In June 2024, he became the 1500-meter freestyle European champion in Belgrade.

In July 2024, he won the gold medal in both the 800-meter and 1500-meter freestyle at the Junior European Swimming Championships, setting a WJR in the 1500-meter as well as leading his team of Eren Kuru, Ahmet Burak Işık, and Tuncer Berk Ertürk to a bronze in the 4 x 200-meter freestyle relay.

At the 2024 Summer Olympics held in Paris, Tunçelli came second in his heat with a time of 7:47.29 in the 800m freestyle on July 29. He broke the Turkish record but did not make it to the finals, coming in 11th in the overall ranking.

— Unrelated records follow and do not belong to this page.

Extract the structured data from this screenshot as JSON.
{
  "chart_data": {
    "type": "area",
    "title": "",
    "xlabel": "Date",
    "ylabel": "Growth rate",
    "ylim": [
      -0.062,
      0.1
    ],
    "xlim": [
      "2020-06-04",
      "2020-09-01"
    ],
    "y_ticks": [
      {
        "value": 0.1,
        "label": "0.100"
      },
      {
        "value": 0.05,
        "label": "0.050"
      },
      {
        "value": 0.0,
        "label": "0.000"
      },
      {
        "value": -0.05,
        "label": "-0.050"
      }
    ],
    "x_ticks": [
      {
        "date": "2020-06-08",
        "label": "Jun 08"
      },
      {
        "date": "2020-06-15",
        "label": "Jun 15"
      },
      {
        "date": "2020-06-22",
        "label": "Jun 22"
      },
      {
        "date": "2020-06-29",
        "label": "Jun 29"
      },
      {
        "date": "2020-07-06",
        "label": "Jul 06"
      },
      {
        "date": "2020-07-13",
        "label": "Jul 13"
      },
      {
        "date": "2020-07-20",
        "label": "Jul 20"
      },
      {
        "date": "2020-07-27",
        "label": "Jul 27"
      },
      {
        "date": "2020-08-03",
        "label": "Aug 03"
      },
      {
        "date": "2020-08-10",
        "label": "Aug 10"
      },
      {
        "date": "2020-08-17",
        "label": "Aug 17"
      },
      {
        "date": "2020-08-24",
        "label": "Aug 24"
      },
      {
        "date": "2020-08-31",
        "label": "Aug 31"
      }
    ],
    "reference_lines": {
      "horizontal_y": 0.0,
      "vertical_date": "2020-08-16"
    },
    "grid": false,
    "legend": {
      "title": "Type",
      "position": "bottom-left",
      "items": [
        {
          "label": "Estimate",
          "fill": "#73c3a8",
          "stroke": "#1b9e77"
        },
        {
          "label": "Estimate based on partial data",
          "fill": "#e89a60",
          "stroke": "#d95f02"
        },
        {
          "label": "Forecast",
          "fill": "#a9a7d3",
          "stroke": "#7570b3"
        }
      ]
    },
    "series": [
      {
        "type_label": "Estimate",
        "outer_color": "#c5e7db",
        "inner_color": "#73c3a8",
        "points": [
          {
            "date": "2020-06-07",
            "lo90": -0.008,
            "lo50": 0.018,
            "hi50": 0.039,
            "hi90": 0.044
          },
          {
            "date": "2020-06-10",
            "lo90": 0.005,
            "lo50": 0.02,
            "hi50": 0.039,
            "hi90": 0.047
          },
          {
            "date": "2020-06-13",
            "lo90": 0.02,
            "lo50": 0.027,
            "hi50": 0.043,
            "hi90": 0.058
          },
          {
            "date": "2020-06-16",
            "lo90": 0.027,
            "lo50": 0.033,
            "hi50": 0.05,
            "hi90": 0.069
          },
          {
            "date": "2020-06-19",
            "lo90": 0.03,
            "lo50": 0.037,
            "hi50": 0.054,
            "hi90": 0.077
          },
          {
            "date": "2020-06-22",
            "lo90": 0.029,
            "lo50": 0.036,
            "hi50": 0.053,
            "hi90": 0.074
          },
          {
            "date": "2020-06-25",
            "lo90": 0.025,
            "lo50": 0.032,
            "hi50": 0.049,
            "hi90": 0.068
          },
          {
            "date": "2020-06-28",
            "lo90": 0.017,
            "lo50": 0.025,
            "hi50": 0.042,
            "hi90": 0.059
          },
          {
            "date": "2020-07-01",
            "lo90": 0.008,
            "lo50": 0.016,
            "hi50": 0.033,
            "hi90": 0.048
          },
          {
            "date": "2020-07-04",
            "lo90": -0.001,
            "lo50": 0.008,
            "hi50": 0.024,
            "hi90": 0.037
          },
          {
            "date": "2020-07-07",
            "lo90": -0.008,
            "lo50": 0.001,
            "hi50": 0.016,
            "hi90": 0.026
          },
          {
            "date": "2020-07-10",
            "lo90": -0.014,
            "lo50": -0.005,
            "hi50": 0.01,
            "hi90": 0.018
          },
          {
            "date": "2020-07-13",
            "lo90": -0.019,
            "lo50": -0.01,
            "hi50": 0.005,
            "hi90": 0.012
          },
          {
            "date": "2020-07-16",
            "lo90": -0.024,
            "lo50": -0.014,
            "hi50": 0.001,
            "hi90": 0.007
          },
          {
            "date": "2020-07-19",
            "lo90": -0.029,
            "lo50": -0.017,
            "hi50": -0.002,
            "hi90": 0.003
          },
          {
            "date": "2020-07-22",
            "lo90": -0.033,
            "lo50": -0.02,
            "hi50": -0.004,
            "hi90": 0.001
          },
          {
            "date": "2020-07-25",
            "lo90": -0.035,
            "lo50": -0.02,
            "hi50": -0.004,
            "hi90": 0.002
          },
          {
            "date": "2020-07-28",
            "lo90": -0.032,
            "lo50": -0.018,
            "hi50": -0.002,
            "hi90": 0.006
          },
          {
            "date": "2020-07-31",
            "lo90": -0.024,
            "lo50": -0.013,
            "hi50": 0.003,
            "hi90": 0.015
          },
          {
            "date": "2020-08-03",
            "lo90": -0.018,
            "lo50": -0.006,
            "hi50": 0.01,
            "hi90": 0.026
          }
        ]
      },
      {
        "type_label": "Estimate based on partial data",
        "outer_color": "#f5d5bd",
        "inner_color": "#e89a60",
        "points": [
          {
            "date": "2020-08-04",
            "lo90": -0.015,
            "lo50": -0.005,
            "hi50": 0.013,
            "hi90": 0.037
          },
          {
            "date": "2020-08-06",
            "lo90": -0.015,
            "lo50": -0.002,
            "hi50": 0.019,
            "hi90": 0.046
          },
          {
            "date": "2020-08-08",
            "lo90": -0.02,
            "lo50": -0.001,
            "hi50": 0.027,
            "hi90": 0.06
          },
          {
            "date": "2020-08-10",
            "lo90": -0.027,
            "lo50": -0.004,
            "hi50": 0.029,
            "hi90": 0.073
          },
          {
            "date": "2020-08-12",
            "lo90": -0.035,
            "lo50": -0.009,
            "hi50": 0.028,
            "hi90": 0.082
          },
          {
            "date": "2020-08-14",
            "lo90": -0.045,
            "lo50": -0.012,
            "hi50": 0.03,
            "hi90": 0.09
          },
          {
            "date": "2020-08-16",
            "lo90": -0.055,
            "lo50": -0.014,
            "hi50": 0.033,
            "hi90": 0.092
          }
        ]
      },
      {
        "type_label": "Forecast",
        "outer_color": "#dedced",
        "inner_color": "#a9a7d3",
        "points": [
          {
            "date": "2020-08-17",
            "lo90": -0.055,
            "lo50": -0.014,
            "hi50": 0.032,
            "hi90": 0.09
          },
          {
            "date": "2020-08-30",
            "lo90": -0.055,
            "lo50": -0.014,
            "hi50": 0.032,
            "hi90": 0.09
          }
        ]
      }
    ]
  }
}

In the 1500 m freestyle heats held at La Défense Arena on August 3, he finished his heat first with a time of 14:45.27 and advanced to the finals by coming in 5th overall, making history as Turkey's first athlete to advance to the finals in a swimming event at the Olympics.

Tunçelli, who finished the 1500m freestyle final on August 4th in the Olympics in 5th place, improved his own "World Junior Record" by 67 milliseconds with a time of 14:41.22.

Tunçelli also participated in the 10 km Men's Open Water Marathon Final for the first time in the Olympics and finished the race held on the Seine River in 23rd place with a time of 2:02:58.1.

In December 2024, Tunçelli set a world junior and Turkish record and won bronze in the men’s 1500 freestyle in Budapest, smashing Gregorio Paltrinieri’s official world junior record of 14:27.78, which had stood since the 2012 European Championships.

=== 2025 ===
Tunçelli won gold medals in the 800 m and 1500 m freestyle events at the European Junior Swimming Championships held in Šamorín in July, becoming the European Champion in the 1500 m for the third consecutive time. In the 800 m freestyle, he claimed his second consecutive European title, breaking both the games record and the Turkish national record. He also won bronze medals in the 400 m and 4 × 200 m freestyle events at the same championship.

== Awards ==

- October 2023: Piotr Nurowski Best European Young Athlete Award from the Association of European Olympic Committees (Shared the award with German rhythmic gymnast Darja Varfolomeev.)

- November 2024: Mustafa V. Koç Sports Award (Shared the award with the Turkey women's national goalball team.)